The FDA has imposed severe restrictions on importing or using L-tryptophan because of its suspected association with EMS. Regal said, "This is the kind of accident you expect from genetic engineering."
He said the process of insert-ing genes into an organism can cause mutations to existing genes of the organism, creating toxins.
Another plaintiff, Richard Stroh-man, emeritus professor of molecular and cell biology at the University of California, said in an interview with the ANS that planting millions of acres of bioengineered crops, as is done in the United States, is "insanity" because the technology can produce unpredictable and possibly negative changes to plants and their environments. "Many, many years of research are needed before we can arrive at any conclusions about how these plants will work," Strohman said.
According to an FDA official who spoke on the record but asked not to be named, manufacturers of bioengineered foods "have no reason to produce an unsafe product."
The agency gives guidance to manufacturers about safety testing, using a flowchart. The official told the ANS that to ensure consumer safety, "there are a series of steps we want to see the manufacturer do. When they find a problem, they stop production.
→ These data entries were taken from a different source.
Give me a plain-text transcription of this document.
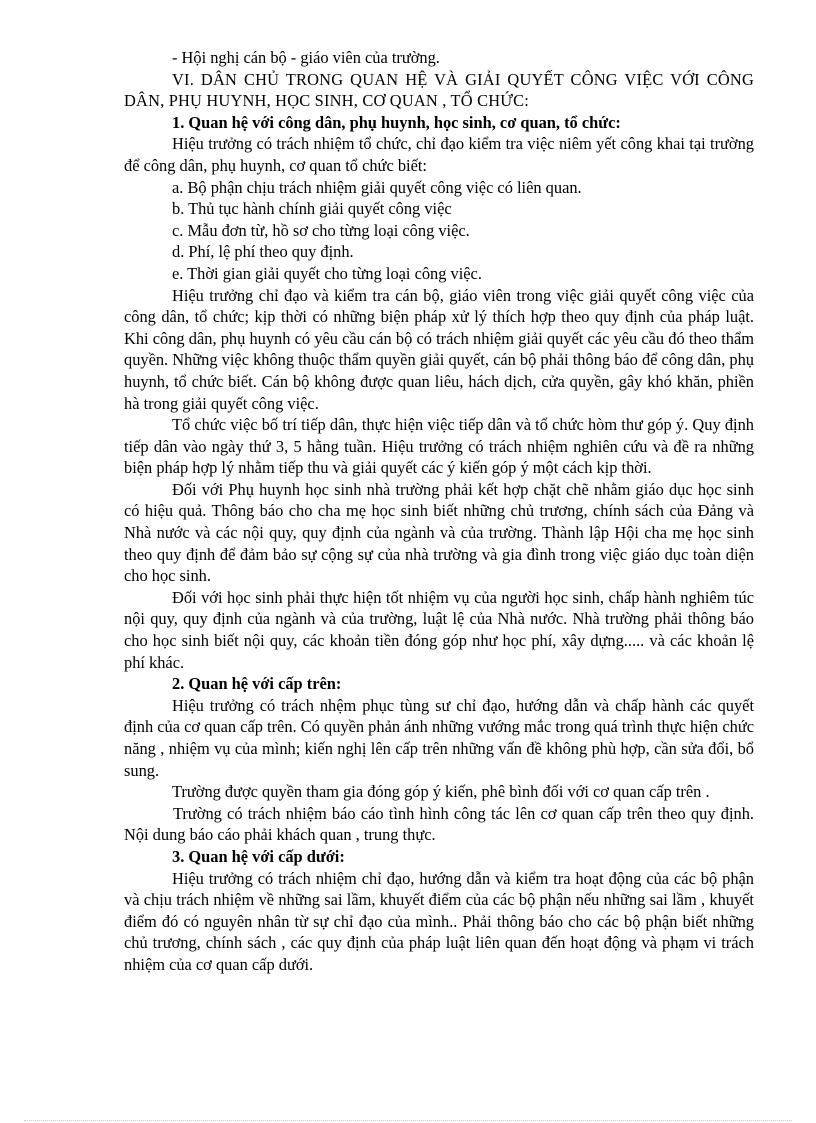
- Hội nghị cán bộ - giáo viên của trường.

VI. DÂN CHỦ TRONG QUAN HỆ VÀ GIẢI QUYẾT CÔNG VIỆC VỚI CÔNG DÂN, PHỤ HUYNH, HỌC SINH, CƠ QUAN , TỔ CHỨC:

1. Quan hệ với công dân, phụ huynh, học sinh, cơ quan, tổ chức:

Hiệu trưởng có trách nhiệm tổ chức, chỉ đạo kiểm tra việc niêm yết công khai tại trường để công dân, phụ huynh, cơ quan tổ chức biết:

a. Bộ phận chịu trách nhiệm giải quyết công việc có liên quan.

b. Thủ tục hành chính giải quyết công việc

c. Mẫu đơn từ, hồ sơ cho từng loại công việc.

d. Phí, lệ phí theo quy định.

e. Thời gian giải quyết cho từng loại công việc.

Hiệu trưởng chỉ đạo và kiểm tra cán bộ, giáo viên trong việc giải quyết công việc của công dân, tổ chức; kịp thời có những biện pháp xử lý thích hợp theo quy định của pháp luật. Khi công dân, phụ huynh có yêu cầu cán bộ có trách nhiệm giải quyết các yêu cầu đó theo thẩm quyền. Những việc không thuộc thẩm quyền giải quyết, cán bộ phải thông báo để công dân, phụ huynh, tổ chức biết. Cán bộ không được quan liêu, hách dịch, cửa quyền, gây khó khăn, phiền hà trong giải quyết công việc.

Tổ chức việc bố trí tiếp dân, thực hiện việc tiếp dân và tổ chức hòm thư góp ý. Quy định tiếp dân vào ngày thứ 3, 5 hằng tuần. Hiệu trưởng có trách nhiệm nghiên cứu và đề ra những biện pháp hợp lý nhằm tiếp thu và giải quyết các ý kiến góp ý một cách kịp thời.

Đối với Phụ huynh học sinh nhà trường phải kết hợp chặt chẽ nhằm giáo dục học sinh có hiệu quả. Thông báo cho cha mẹ học sinh biết những chủ trương, chính sách của Đảng và Nhà nước và các nội quy, quy định của ngành và của trường. Thành lập Hội cha mẹ học sinh theo quy định để đảm bảo sự cộng sự của nhà trường và gia đình trong việc giáo dục toàn diện cho học sinh.

Đối với học sinh phải thực hiện tốt nhiệm vụ của người học sinh, chấp hành nghiêm túc nội quy, quy định của ngành và của trường, luật lệ của Nhà nước. Nhà trường phải thông báo cho học sinh biết nội quy, các khoản tiền đóng góp như học phí, xây dựng..... và các khoản lệ phí khác.

2. Quan hệ với cấp trên:

Hiệu trưởng có trách nhệm phục tùng sư chỉ đạo, hướng dẫn và chấp hành các quyết định của cơ quan cấp trên. Có quyền phản ánh những vướng mắc trong quá trình thực hiện chức năng , nhiệm vụ của mình; kiến nghị lên cấp trên những vấn đề không phù hợp, cần sửa đổi, bổ sung.

Trường được quyền tham gia đóng góp ý kiến, phê bình đối với cơ quan cấp trên .

Trường có trách nhiệm báo cáo tình hình công tác lên cơ quan cấp trên theo quy định. Nội dung báo cáo phải khách quan , trung thực.

3. Quan hệ với cấp dưới:

Hiệu trưởng có trách nhiệm chỉ đạo, hướng dẫn và kiểm tra hoạt động của các bộ phận và chịu trách nhiệm về những sai lầm, khuyết điểm của các bộ phận nếu những sai lầm , khuyết điểm đó có nguyên nhân từ sự chỉ đạo của mình.. Phải thông báo cho các bộ phận biết những chủ trương, chính sách , các quy định của pháp luật liên quan đến hoạt động và phạm vi trách nhiệm của cơ quan cấp dưới.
Companies have an interest in producing a safe product."
The official cited the well-publicized example of Pioneer Hi-Bred's engineering of a soybean using a Brazil nut gene, which was stopped when it was discovered that it would cause allergies in people who are allergic to Brazil nuts. "The system worked," said the official.
However, in his 1992 memo, Pribyl of the FDA criticized this voluntary testing, "Why should companies conduct tests as described in the flow- charts if there are no differences between traditional foods and those produced by modern technology? If industry does not follow these 'should' items, is the FDA going to perform these tests and penalize the companies or does the agency wait for something to go wrong and then act?"
THE FDA faces increasing pressure from consumer groups and, more recently, congressional leaders to change its biotech food policy.
House Minority Whip David Bonior, D-Mich., has urged the FDA to reverse its policy, and Dennis Kucinich, D-Ohio, plans to introduce a bill to require labels on genetically engineered foods.
Last June, a group called Mothers for Natural Law delivered petitions with 500,000 signatures to the FDA demanding safety testing and labeling. Consumers Union, the oldest and largest association of American consumers with 4.7 million member households, called for the same in its September issue of Consumer Reports. In response, the FDA has held a series of three public meetings (including this week's Oakland forum) to inform the public about its policy for ensuring the safety of bioengineered foods and to ask for input about whether its policy should be changed.
An FDA spokesperson said, "We're in a listening mode. We want to get information from the American public and want to know if what we're doing is good enough to make people feel comfortable. We will consider everything we hear."